UPDATED Brave, the privacy-focused web browser, is exposing users’ activity on Tor’s hidden servers – aka the ‘dark web’ – to their internet service providers, it has been confirmed.
Brave is shipped with a built-in feature that integrates the Tor anonymity network into the browser, providing both security and privacy features that can help obscure a user’s activity on the web.
Tor is also used to access .onion websites, which are hosted on the dark net.
Earlier today (February 19), a blog post from ‘Rambler’ claimed that Brave was leaking DNS requests made in the Brave browser to a user’s ISP.

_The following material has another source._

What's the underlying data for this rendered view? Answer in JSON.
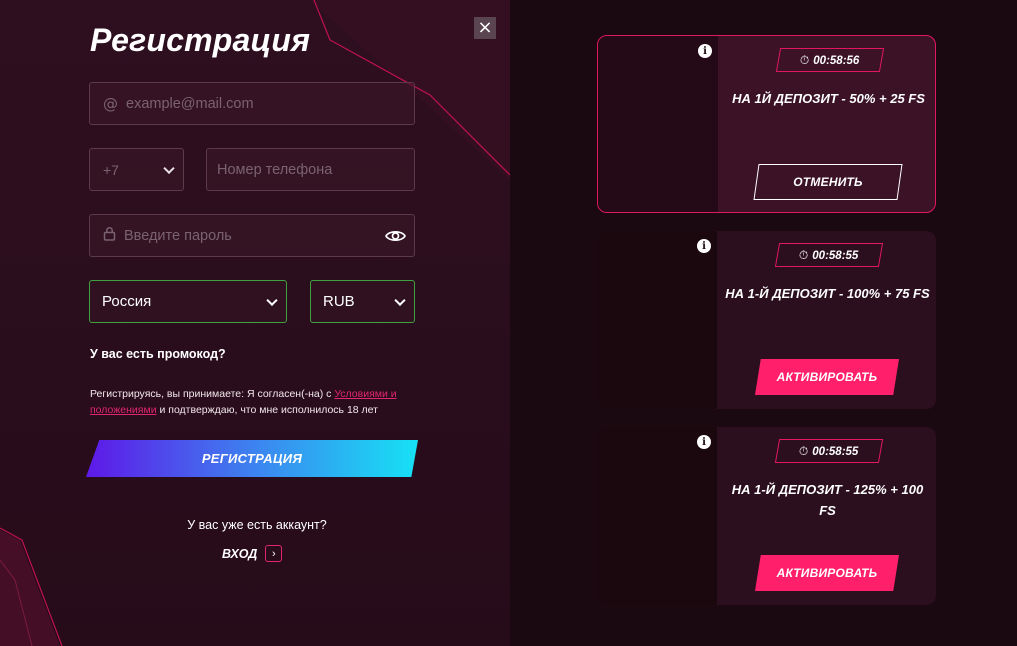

DNS requests are unencrypted, meaning that any requests to access .onion sites using the Tor feature in Brave can be tracked – a direct contradiction to its purpose in the first place.
The blog post reads: “Your ISP or DNS provider will know that a request made to a specific Tor site was made by your IP. With Brave, your ISP would know that you accessed somesketchyonionsite.onion.”
Following the disclosure, well-known security researchers including PortSwigger Web Security’s James Kettle independently verified the issue using the Wireshark packet analysis tool.
“I just confirmed that yes, Brave browsers Tor mode appear to leak all the .onion addresses you visit to your DNS provider,” Kettle tweeted, providing a screenshot for evidence.
Considering that the Tor Browser was specifically built to hide a users’ internet browsing from their ISP, the news has provoked a vociferous response online.
“Privacy my ass,” wrote Twitter user @s_y_m_f_m, while other called the findings “appalling”.
The issue has been present in the stable release since November 2020, and was reported “in mid January”, a Brave developer told The Daily Swig.
Since the time of publication, a Brave developer has confirmed that the browser will be releasing a hotfix for the issue.
The issue is already fixed in nightly, the development build of the browser. The developer, @bcrypt on Twitter, wrote: “Since it’s now public we’re uplifting the fix to a stable hotfix.
“Root cause is regression from cname-based adblocking which used a separate DNS query.”
The Daily Swig has reached out to Brave for comment, and will update this article accordingly.
This article has been updated to include the information that a hotfix is being issued. An earlier version stated that the issue has been present since 2019, this has been corrected to 2020.